Kalau boleh tahu, memangnya apa yang terjadi di masa lalu? Kadang kala kita terlalu menganggap masa lalu sebagai momok yang terus menghantui hari-hari kita. Datang seperti angin yang berbisik, tetapi diam-diam merasuki kepala dan berkeliaran. Yup, tanpa disadari kita membiarkan bayangan itu memporak-porandakan isi pikiran.

Kita pasti pernah merasa menyesali kesalahan yang sudah pernah terjadi. Terlalu larut sampai menyalahkan diri sendiri. Kita pasti pernah kembali mengingat pengalaman memalukan, berujung membodohi diri sendiri. Atau dari faktor eksternal seperti memiliki keluarga yang tidak harmonis atau hubungan sosial yang kurang baik. Sehingga meninggalkan jejak berupa traumatis.

Terjebak dalam penjara masa lalu tidak akan membuat kita berkembang. Melangkah maju pun tidak. Stuck di satu tempat saja. Sebetulnya, tidak masalah untuk kembali mengingat masa lalu. Bagaimanapun masa lalu adalah bagian dari hidup kita. Namun, kita perlu ubah sudut pandang. Daripada menjadikan masa lalu sebagai momok, mengapa kita tidak jadikan sebagai bahan pembelajaran?

Semua orang melakukan kesalahan. Semua orang memiliki masa lalu yang tidak baik-baik saja. Jika kita belum bisa keluar dari zona overthinking, mungkin kita belum berdamai dengan masa lalu. Menjadikan masa lalu untuk merendahkan dan menyalahkan diri. Sementara, masa lalu (yang negatif) adalah pengalaman dan proses pendewasaan untuk meningkatkan value diri dengan belajar dari kesalahan.

3. Fokus pada Solusi

Sebagai manusia memang perlu untuk berpikir. Akan tetapi, kita harus bisa menyaring dan menjaga pikiran tetap positif. Tidak hanya masa lalu, kita juga sering kali terjebak pada masalah yang sedang terjadi di masa sekarang. Memikirkan masalah juga tidak apa-apa, hanya saja akan menambah masalah jika dipikirkan berlebihan dan tidak solutif.

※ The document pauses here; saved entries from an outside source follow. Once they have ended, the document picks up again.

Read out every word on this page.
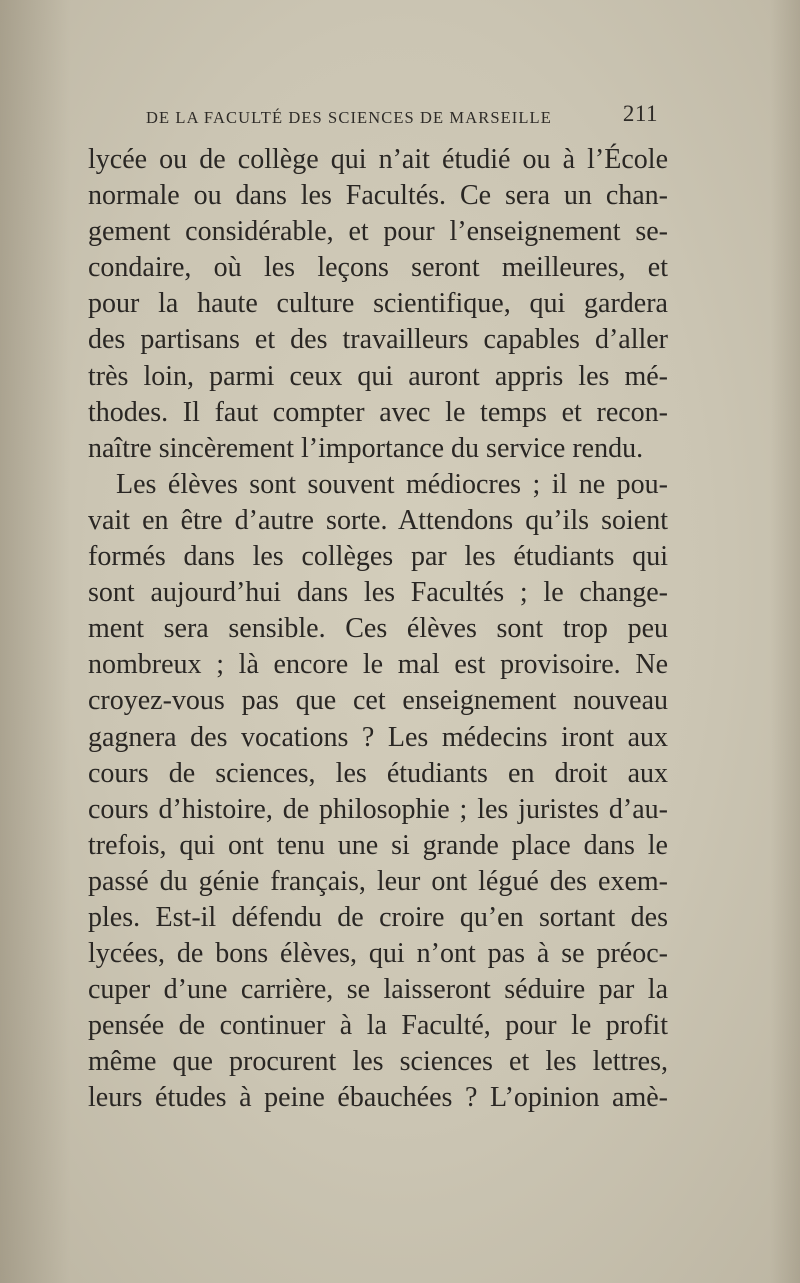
DE LA FACULTÉ DES SCIENCES DE MARSEILLE	211
lycée ou de collège qui n’ait étudié ou à l’École
normale ou dans les Facultés. Ce sera un chan-
gement considérable, et pour l’enseignement se-
condaire, où les leçons seront meilleures, et
pour la haute culture scientifique, qui gardera
des partisans et des travailleurs capables d’aller
très loin, parmi ceux qui auront appris les mé-
thodes. Il faut compter avec le temps et recon-
naître sincèrement l’importance du service rendu.
Les élèves sont souvent médiocres ; il ne pou-
vait en être d’autre sorte. Attendons qu’ils soient
formés dans les collèges par les étudiants qui
sont aujourd’hui dans les Facultés ; le change-
ment sera sensible. Ces élèves sont trop peu
nombreux ; là encore le mal est provisoire. Ne
croyez-vous pas que cet enseignement nouveau
gagnera des vocations ? Les médecins iront aux
cours de sciences, les étudiants en droit aux
cours d’histoire, de philosophie ; les juristes d’au-
trefois, qui ont tenu une si grande place dans le
passé du génie français, leur ont légué des exem-
ples. Est-il défendu de croire qu’en sortant des
lycées, de bons élèves, qui n’ont pas à se préoc-
cuper d’une carrière, se laisseront séduire par la
pensée de continuer à la Faculté, pour le profit
même que procurent les sciences et les lettres,
leurs études à peine ébauchées ? L’opinion amè-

Apakah keputusan yang kita ambil saat ini sudah sesuai? Apakah pekerjaan dan hubungan yang dijalani saat ini merupakan langkah yang tepat? Memikirkan penilaian orang lain tentang diri kita, apa pun itu. Bahkan menyimpulkan asumsi sendiri atas sesuatu yang tidak pasti. Contohnya, teman atau bos berubah sikap, kemudian overthinking dan menyelidiki kesalahan sendiri.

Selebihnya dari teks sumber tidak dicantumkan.